In 1908, thanks to the efforts of the Accademia di Santa Cecilia, an intense work of refurbishment and renovation was carried out to transform the theatre into a concert hall: the new theatre took the name of Teatro Augusteo and was inaugurated on 16 February with a concert directed by Giuseppe Martucci. The symphonic concerts of the Accademia were held there until the demolitions began in 1936.

Dadaist Arthur Ciacelli's Poem for Four Voices was performed here, according to the account of Julius Evola.

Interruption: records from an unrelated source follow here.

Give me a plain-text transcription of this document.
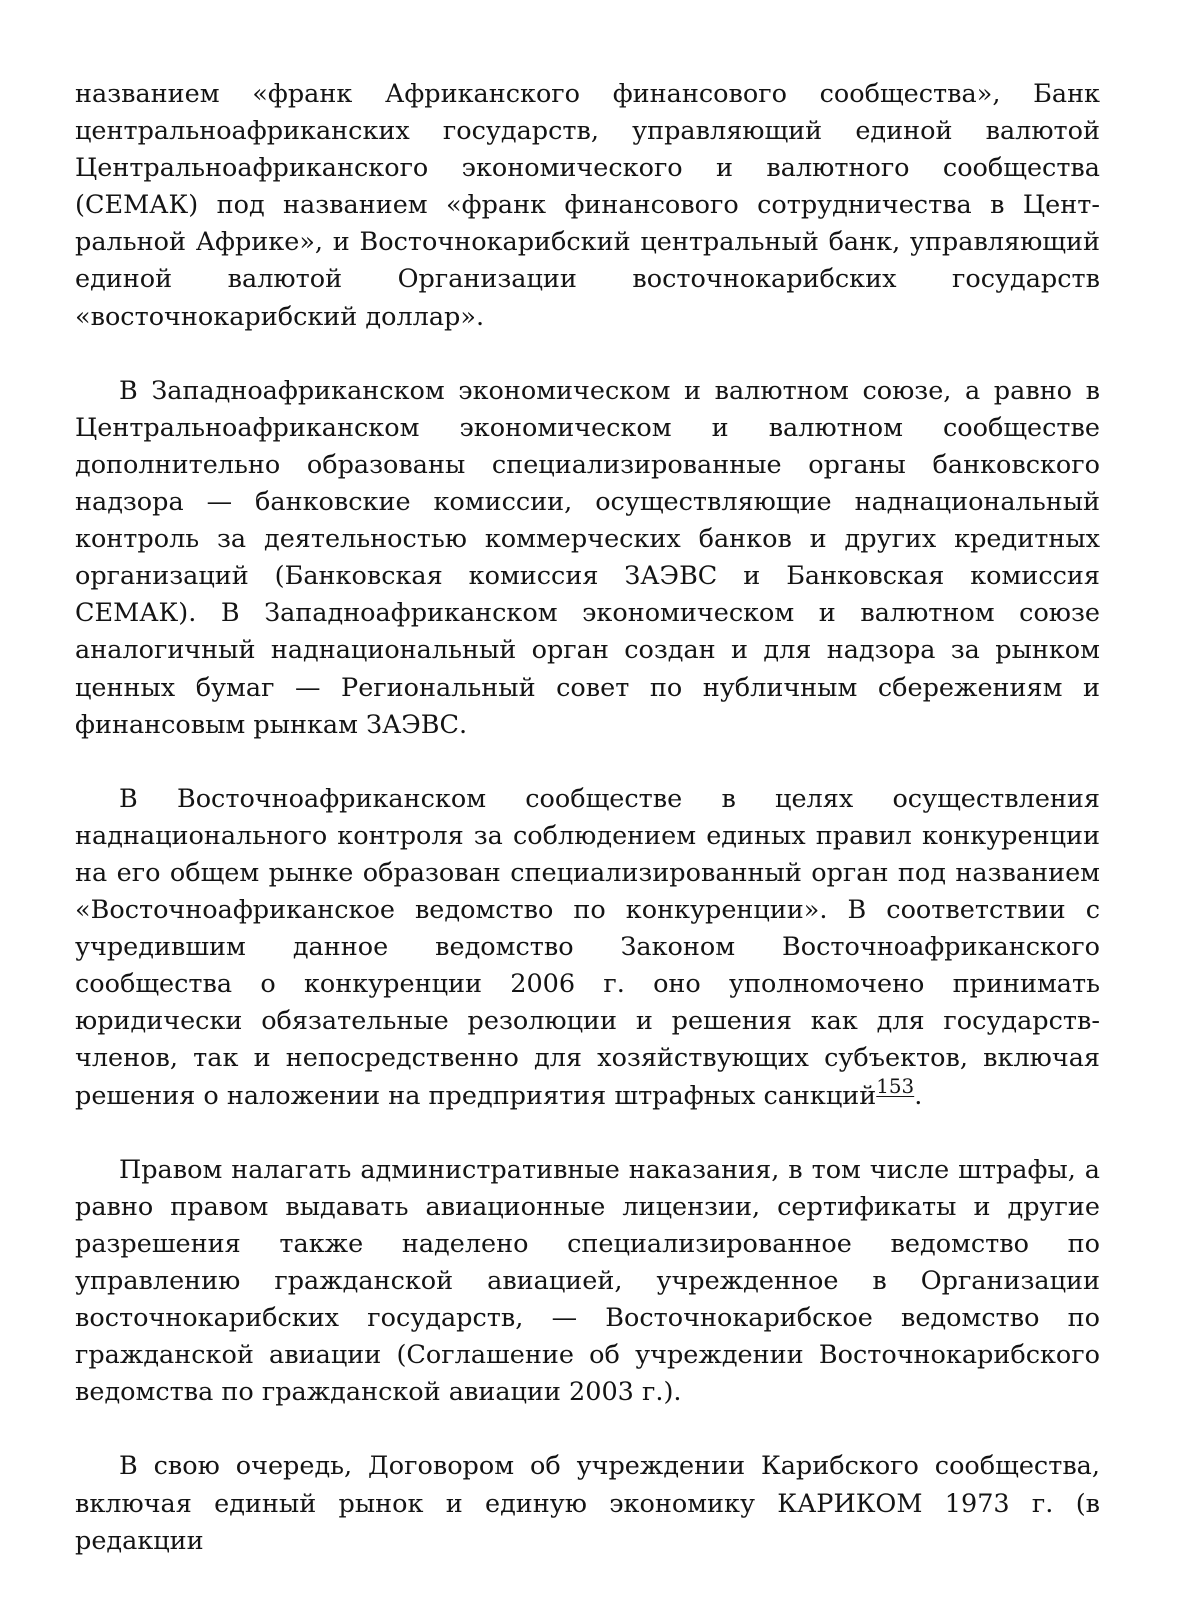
названием «франк Африканского финансового сообщества», Банк центральноафриканских государств, управляющий единой валютой Центральноафриканского экономического и валютного сообщества (СЕМАК) под названием «франк финансового сотрудничества в Центральной Африке», и Восточнокарибский центральный банк, управляющий единой валютой Организации восточнокарибских государств «восточнокарибский доллар».

В Западноафриканском экономическом и валютном союзе, а равно в Центральноафриканском экономическом и валютном сообществе дополнительно образованы специализированные органы банковского надзора — банковские комиссии, осуществляющие наднациональный контроль за деятельностью коммерческих банков и других кредитных организаций (Банковская комиссия ЗАЭВС и Банковская комиссия СЕМАК). В Западноафриканском экономическом и валютном союзе аналогичный наднациональный орган создан и для надзора за рынком ценных бумаг — Региональный совет по нубличным сбережениям и финансовым рынкам ЗАЭВС.

В Восточноафриканском сообществе в целях осуществления наднационального контроля за соблюдением единых правил конкуренции на его общем рынке образован специализированный орган под названием «Восточноафриканское ведомство по конкуренции». В соответствии с учредившим данное ведомство Законом Восточноафриканского сообщества о конкуренции 2006 г. оно уполномочено принимать юридически обязательные резолюции и решения как для государств-членов, так и непосредственно для хозяйствующих субъектов, включая решения о наложении на предприятия штрафных санкций$^{153}$.

Правом налагать административные наказания, в том числе штрафы, а равно правом выдавать авиационные лицензии, сертификаты и другие разрешения также наделено специализированное ведомство по управлению гражданской авиацией, учрежденное в Организации восточнокарибских государств, — Восточнокарибское ведомство по гражданской авиации (Соглашение об учреждении Восточнокарибского ведомства по гражданской авиации 2003 г.).

В свою очередь, Договором об учреждении Карибского сообщества, включая единый рынок и единую экономику КАРИКОМ 1973 г. (в редакции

==The demolition and the reorganization of the space around the mausoleum==
The life of the theatre ended under Fascism: in 1937 the whole area once called Schiavonia (due to the presence of the church of St. Jerome of the Slavs and of some houses belonging to their congregation) was razed, as part of Mussolini's campaign of demolishment of the Renaissance urban fabric of Rome intended to isolate the remains of the imperial monuments.
The area of the Mausoleum of Augustus was therefore completely rebuilt, and the monument was surrounded by the porticoed quadrilateral of Piazza Augusto Imperatore designed by the architect Vittorio Ballio Morpurgo. The clearly rationalist project provided for considerable cubages of new buildings covered in travertine, including the shrine of the Ara Pacis.

After the demolitions, the memory of the theatre remained in the toponymy of the town: the street between Via della Frezza and Piazza Augusto Imperatore still retains the name of "Via del Corea".